Hint: this should be helpful on question 9 of your problem set.
Type | Z = 0 | Z = 1 | Z = 2 |
---|---|---|---|
Never Takers | 0 | 0 | 0 |
Minimal Compliers | 0 | 1 | 1 |
Maximal Compliers | 0 | 0 | 1 |
1.) First, let’s estimate the treatment effect for all compliers.
\[E[Yi|Z=2]−E[Yi|Z=0] = \]
\[ E[Y_i(0)|Z=2,NT] \times π_{NT} + E[Y_i(1)|Z=2,Min] \times π_{Min} + E[Y_i(1)|Z=2,Max] \times π_{Max} \]
\[ − (E[Y_i(0)|Z=0,NT] \times π_{NT} + E[Y_i(0)|Z=0,Min] \times π_{Min} + E[Y_i(0)|Z=0,Max] \times π_{Max})\]
Because of random assignment, each experimental group is a “random subset” of the population with similar proportions of each type (\(π\)’s). Due to the excludability assumption, \(E[Yi(0)|Z=2,NT]=E[Y_i(0)|Z=0,NT]\). This is because potential outcomes respond to \(d\), not \(z\), and \(d(z=2)=d(z=0)=0\) for never takers. This therefore simplifies to:
\[E[Y_i(Z=2,D=1)−Y_i(Z=0,D=0)|Min] \times π_{Min} + E[Y_i(Z=2,D=1) − Y_i(Z=0,D=0)|Max] \times π_{Max} = \]
\[E[Y_i(1)−Y_i(0)|Complier] \times π_{Min+Max} \]
So:
\[=E[Y_i(1)−Y_i(0)|Complier] \times π_{Min+Max} = CACE \times π_{C}\]
\[CACE = \frac{E[Y_i|Z=2]−E[Y_i|Z=0]}{π_{C}}\]
2.) Now let’s estimate the treatment effect for minimal compliers.

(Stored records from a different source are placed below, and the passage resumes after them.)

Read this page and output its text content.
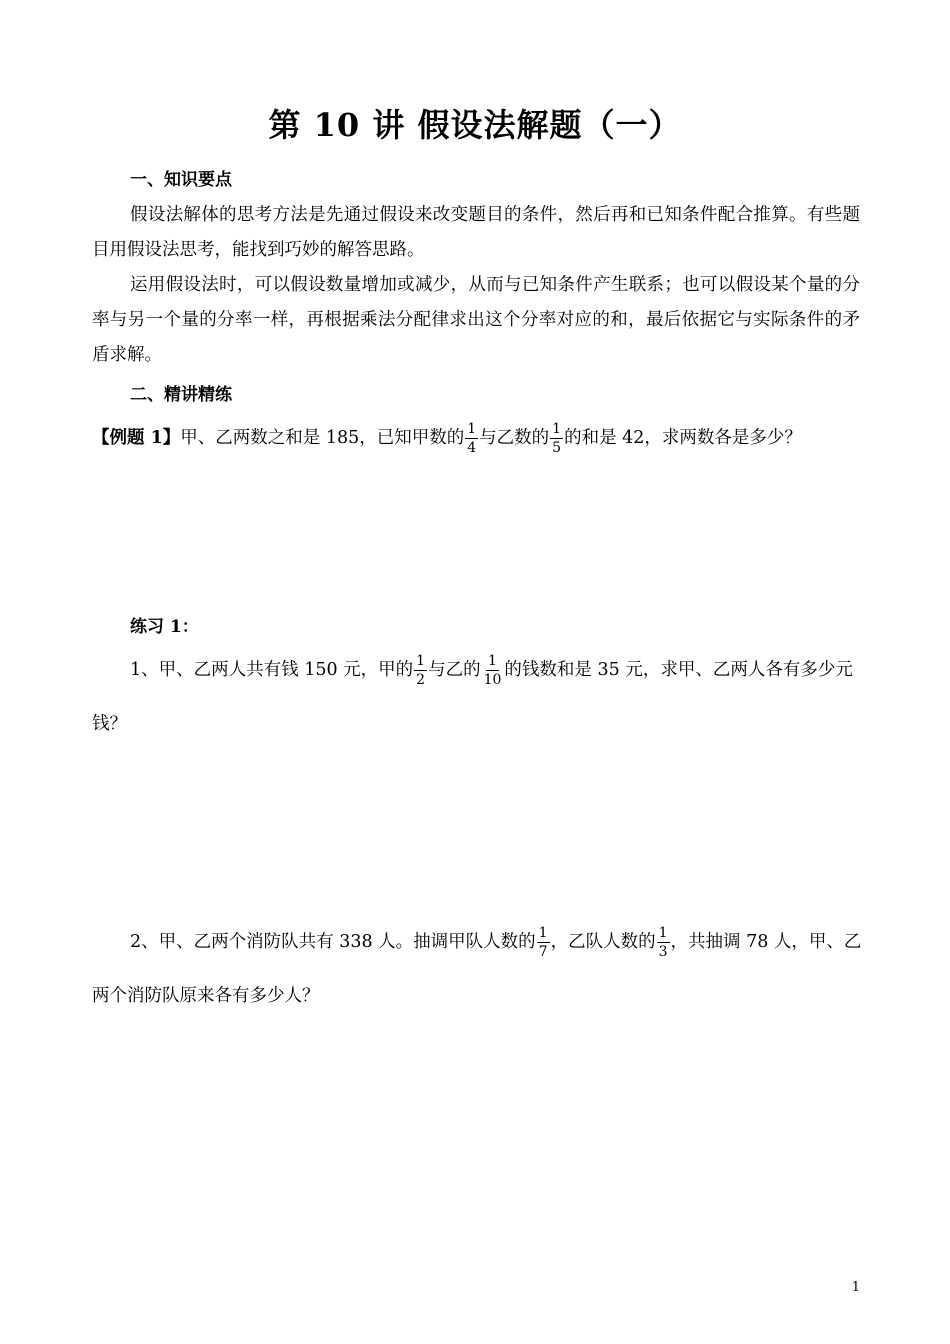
第 10 讲 假设法解题（一）
一、知识要点
假设法解体的思考方法是先通过假设来改变题目的条件，然后再和已知条件配合推算。有些题目用假设法思考，能找到巧妙的解答思路。
运用假设法时，可以假设数量增加或减少，从而与已知条件产生联系；也可以假设某个量的分率与另一个量的分率一样，再根据乘法分配律求出这个分率对应的和，最后依据它与实际条件的矛盾求解。
二、精讲精练
【例题 1】 甲、乙两数之和是 185，已知甲数的 $\frac{1}{4}$ 与乙数的 $\frac{1}{5}$ 的和是 42，求两数各是多少？
练习 1：
1、甲、乙两人共有钱 150 元，甲的 $\frac{1}{2}$ 与乙的 $\frac{1}{10}$ 的钱数和是 35 元，求甲、乙两人各有多少元
钱？
2、甲、乙两个消防队共有 338 人。抽调甲队人数的 $\frac{1}{7}$ ，乙队人数的 $\frac{1}{3}$ ，共抽调 78 人，甲、乙
两个消防队原来各有多少人？
1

We will compare the first treatment group to the control group:
\[E[Y_i|Z=1] − E[Y_i|Z=0] = \] \[= E[Y_i(0)|Z=1,NT] \times π_{NT} + E[Y_i(1)|Z=1,Min] \times π_{Min} + E[Y_i(0)|Z=1,Max] \times π_{Max} - \]
\[(E[Y_i(0)|Z=0,NT] \times π_{NT} + E[Y_i(0)|Z=0,Min] \times π_{Min} + E[Y_i(0)|Z=0,Max] \times π-{Max}) = \] \[E[Y_i(1) − Y_i(0)|Min] \times π_{Min}\]
So:
\[CACE_{Min} = \frac{E[Y_i | Z = 1] = E[Y_i | Z = 0]}{\pi_{min}}\]
3.) To estimate the treatment effect on maximal compliers, compare the second and first treatment groups:
\[E[Y_i|Z=2] − E[Y_i|Z=1] = \] \[E[Y_i(0)|Z=2,NT] \times π_{NT} + E[Y_i(1)|Z=2,Min] \times π_{Min} + E[Y_i(1)|Z=2,Max] \times π_{Max} - \]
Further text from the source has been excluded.